The Black Box: Neural Networks Explained
We call it a “Black Box” because even the creators don’t fully understand exactly how it finds the answer. We know the math, but the internal logic is a dense fog of numbers.
However, we can understand the structure. It’s not a brain; it’s a giant game of “Plinko.”
In this guide, we will visualize the layers of a Neural Network.
1. The Layers
Imagine a sandwich with a million layers. * Input Layer: Where your tokens enter. * Hidden Layers: Where the magic happens. Billions of “Neurons” fire, passing signals to each other. They detect patterns—grammar, tone, facts. * Output Layer: Where the final word is chosen.
2. Weights and Biases
Each connection has a “Weight.” * If “King” and “Queen” are often found together, the connection is strong (Heavy Weight). * If “King” and “Toaster” are rarely together, the connection is weak.
3. Training
Training is just adjusting these weights. We show the model billions of sentences. When it guesses wrong, we nudge the weights. When it guesses right, we lock them in. This is Backpropagation.

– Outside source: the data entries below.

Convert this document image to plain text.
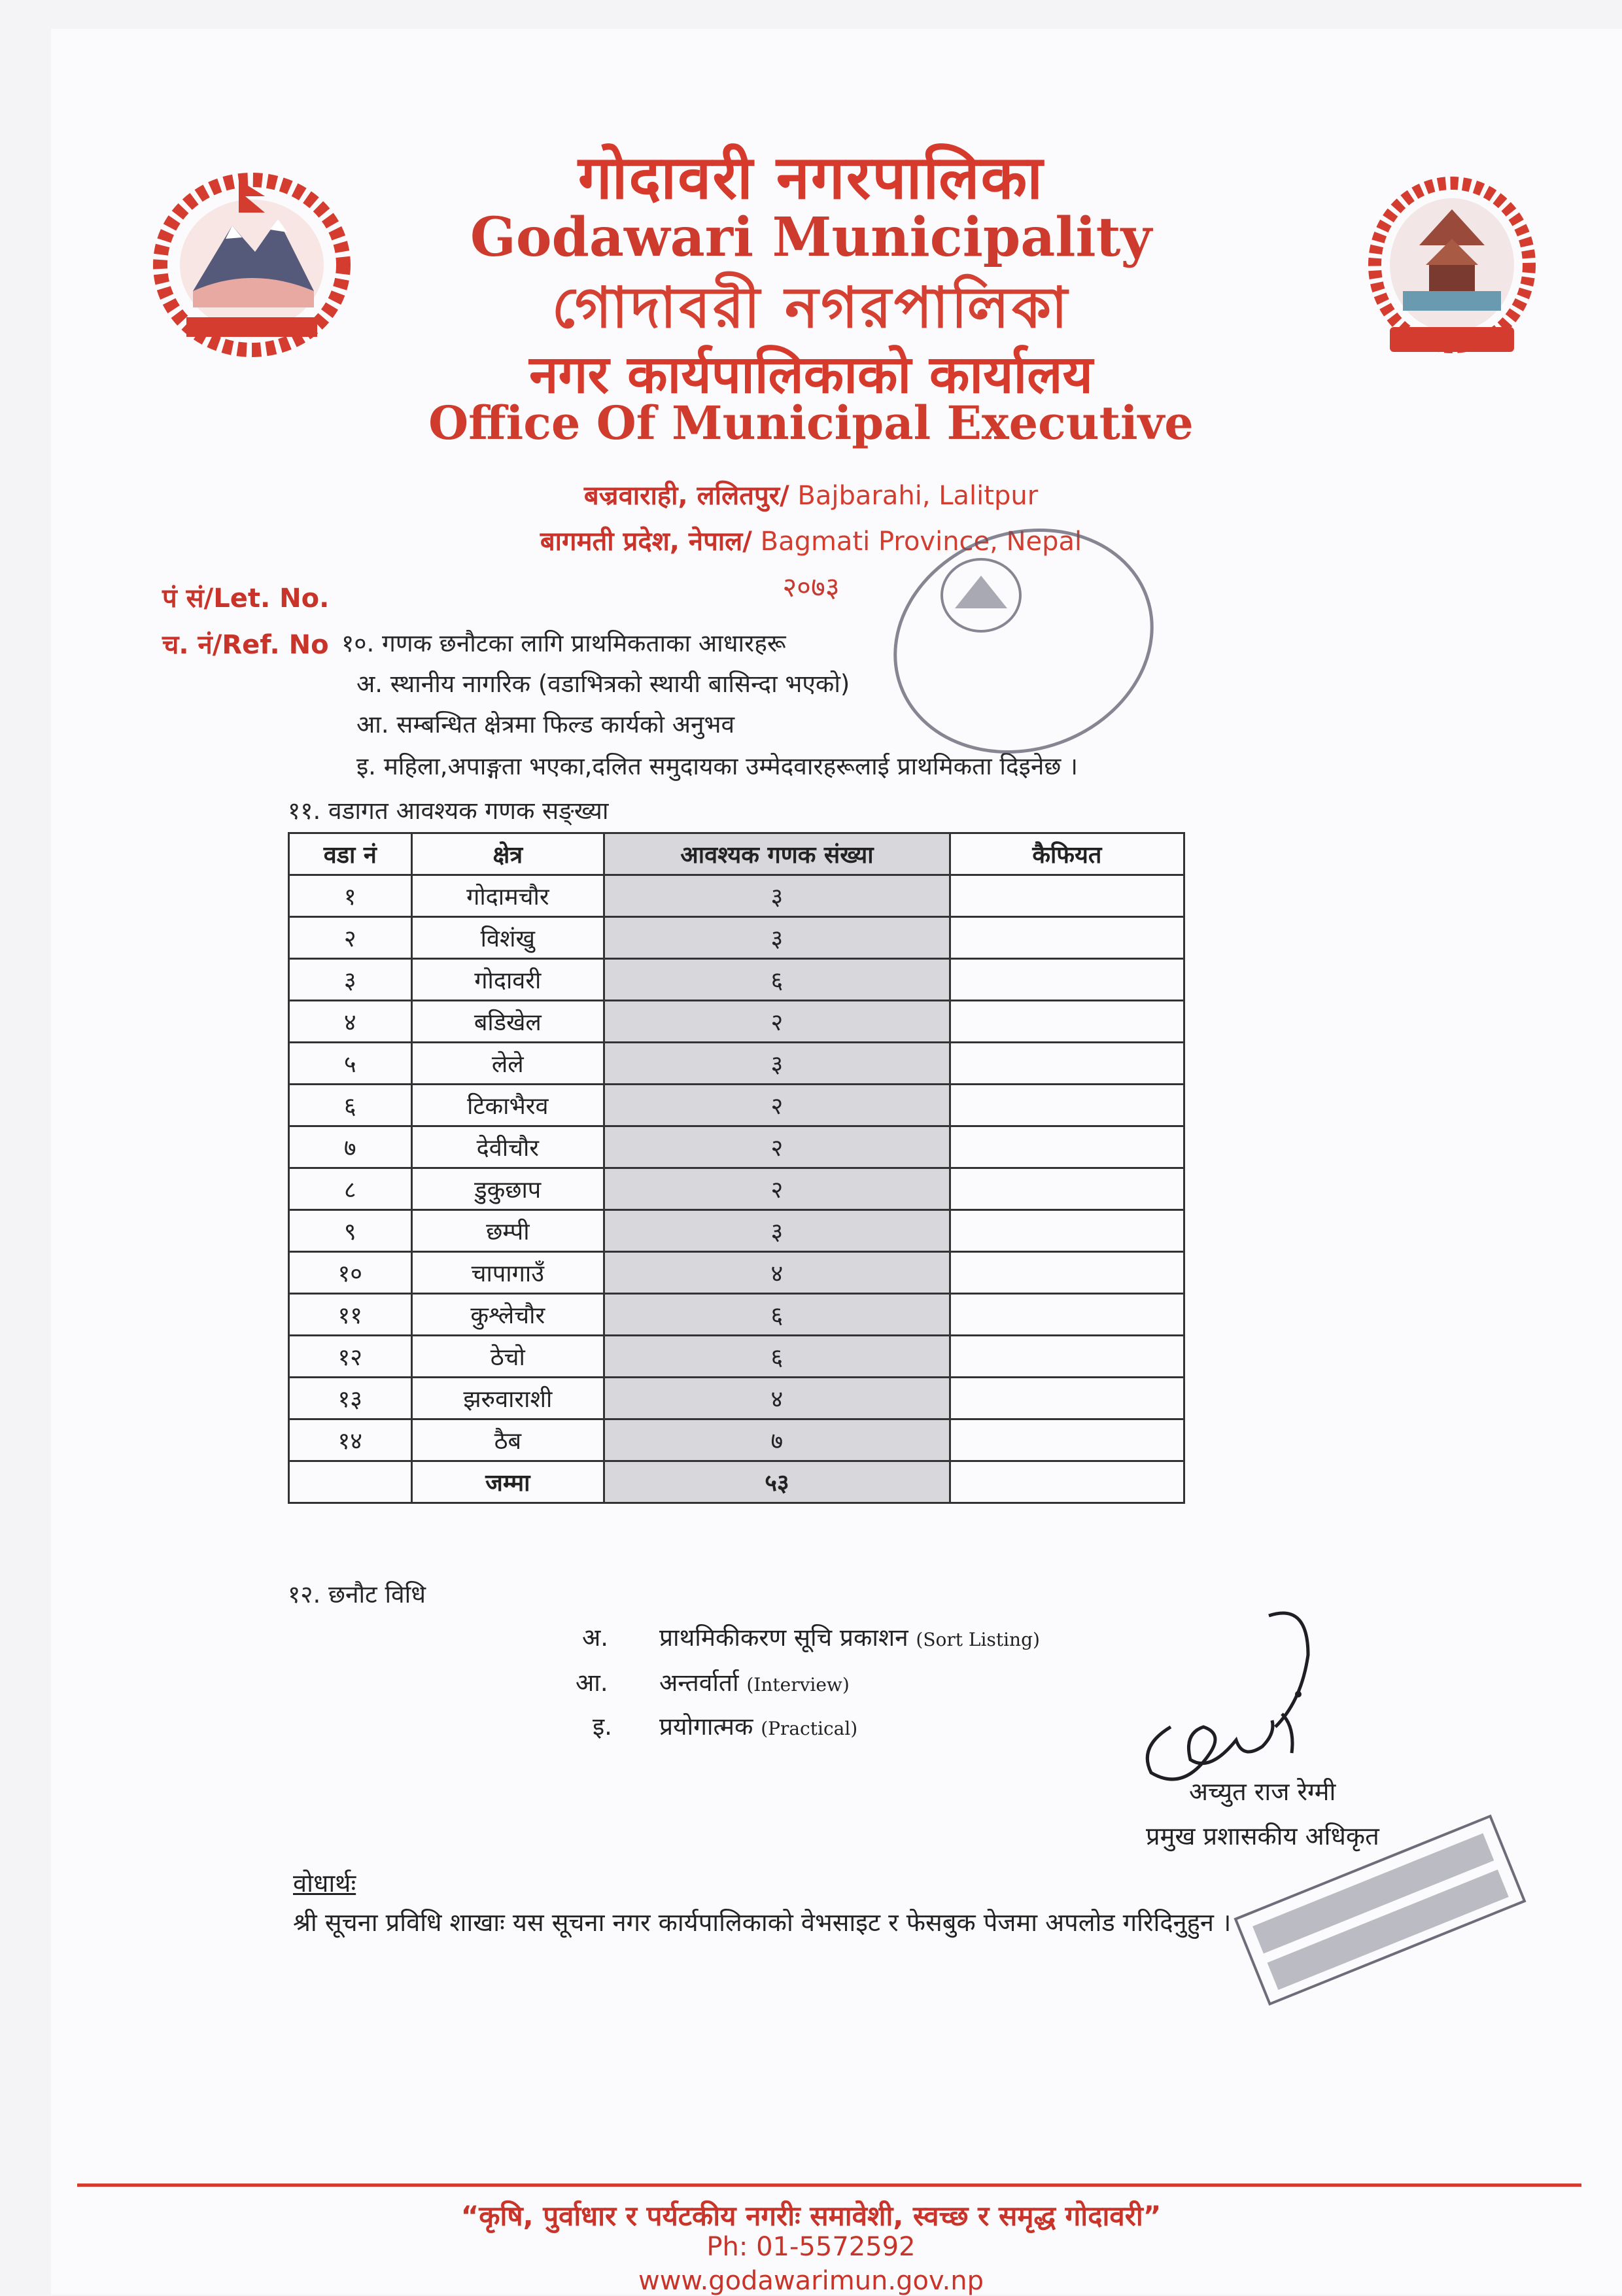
गोदावरी नगरपालिका
Godawari Municipality
গোদাবরী নগরপালিকা
नगर कार्यपालिकाको कार्यालय
Office Of Municipal Executive
बज्रवाराही, ललितपुर/ Bajbarahi, Lalitpur
बागमती प्रदेश, नेपाल/ Bagmati Province, Nepal
२०७३
पं सं/Let. No.
च. नं/Ref. No १०. गणक छनौटका लागि प्राथमिकताका आधारहरू
अ. स्थानीय नागरिक (वडाभित्रको स्थायी बासिन्दा भएको)
आ. सम्बन्धित क्षेत्रमा फिल्ड कार्यको अनुभव
इ. महिला,अपाङ्गता भएका,दलित समुदायका उम्मेदवारहरूलाई प्राथमिकता दिइनेछ ।
११. वडागत आवश्यक गणक सङ्ख्या
वडा नं	क्षेत्र	आवश्यक गणक संख्या	कैफियत
१	गोदामचौर	३	
२	विशंखु	३	
३	गोदावरी	६	
४	बडिखेल	२	
५	लेले	३	
६	टिकाभैरव	२	
७	देवीचौर	२	
८	डुकुछाप	२	
९	छम्पी	३	
१०	चापागाउँ	४	
११	कुश्लेचौर	६	
१२	ठेचो	६	
१३	झरुवाराशी	४	
१४	ठैब	७	
	जम्मा	५३	
१२. छनौट विधि
अ. प्राथमिकीकरण सूचि प्रकाशन (Sort Listing)
आ. अन्तर्वार्ता (Interview)
इ. प्रयोगात्मक (Practical)
अच्युत राज रेग्मी
प्रमुख प्रशासकीय अधिकृत
वोधार्थः
श्री सूचना प्रविधि शाखाः यस सूचना नगर कार्यपालिकाको वेभसाइट र फेसबुक पेजमा अपलोड गरिदिनुहुन ।
“कृषि, पुर्वाधार र पर्यटकीय नगरीः समावेशी, स्वच्छ र समृद्ध गोदावरी”
Ph: 01-5572592
www.godawarimun.gov.np
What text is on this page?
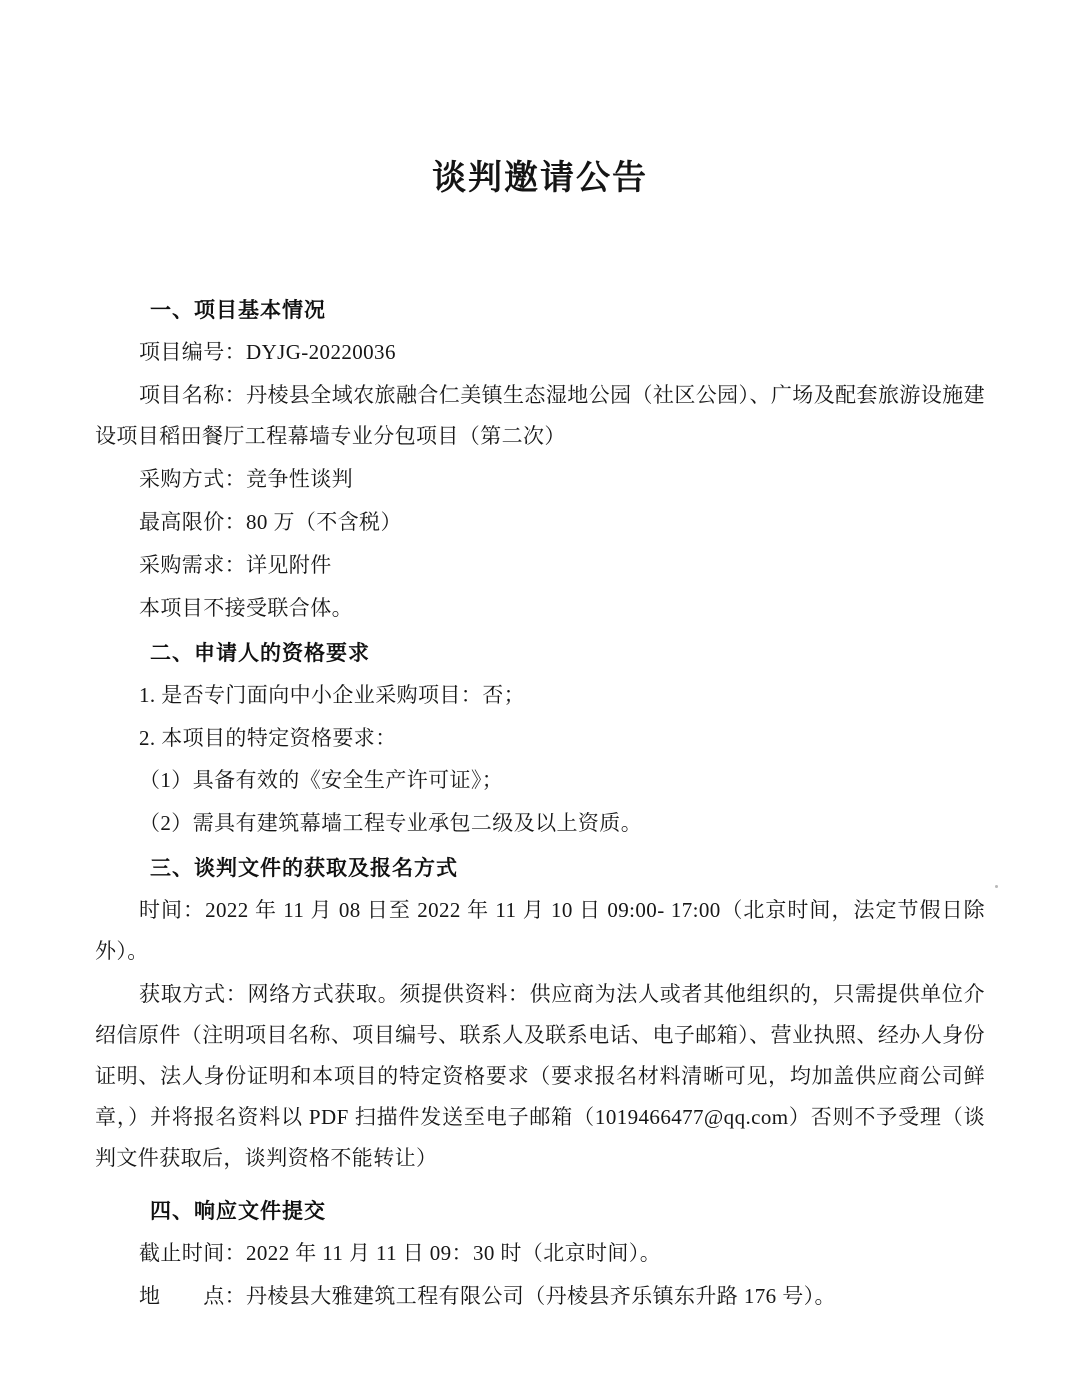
谈判邀请公告
一、项目基本情况

项目编号：DYJG-20220036

项目名称：丹棱县全域农旅融合仁美镇生态湿地公园（社区公园）、广场及配套旅游设施建设项目稻田餐厅工程幕墙专业分包项目（第二次）

采购方式：竞争性谈判

最高限价：80 万（不含税）

采购需求：详见附件

本项目不接受联合体。

二、申请人的资格要求

1. 是否专门面向中小企业采购项目：否；

2. 本项目的特定资格要求：

（1）具备有效的《安全生产许可证》；

（2）需具有建筑幕墙工程专业承包二级及以上资质。

三、谈判文件的获取及报名方式

时间：2022 年 11 月 08 日至 2022 年 11 月 10 日 09:00- 17:00（北京时间，法定节假日除外）。

获取方式：网络方式获取。须提供资料：供应商为法人或者其他组织的，只需提供单位介绍信原件（注明项目名称、项目编号、联系人及联系电话、电子邮箱）、营业执照、经办人身份证明、法人身份证明和本项目的特定资格要求（要求报名材料清晰可见，均加盖供应商公司鲜章，）并将报名资料以 PDF 扫描件发送至电子邮箱（1019466477@qq.com）否则不予受理（谈判文件获取后，谈判资格不能转让）

四、响应文件提交

截止时间：2022 年 11 月 11 日 09：30 时（北京时间）。

地　　点：丹棱县大雅建筑工程有限公司（丹棱县齐乐镇东升路 176 号）。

4. Visualizing the Network
Look at the Neural Layers on the right.
Your prompt enters on the left. Watch the signal ripple through the hidden layers, lighting up different pathways. It’s not “thinking” like you do; it’s flowing like water through a very complex pipe system.
The Journey Continues
You have completed the full Literacy Series. You understand the Prompt, the Ethics, the Application, and the Logic. You are ready for the future.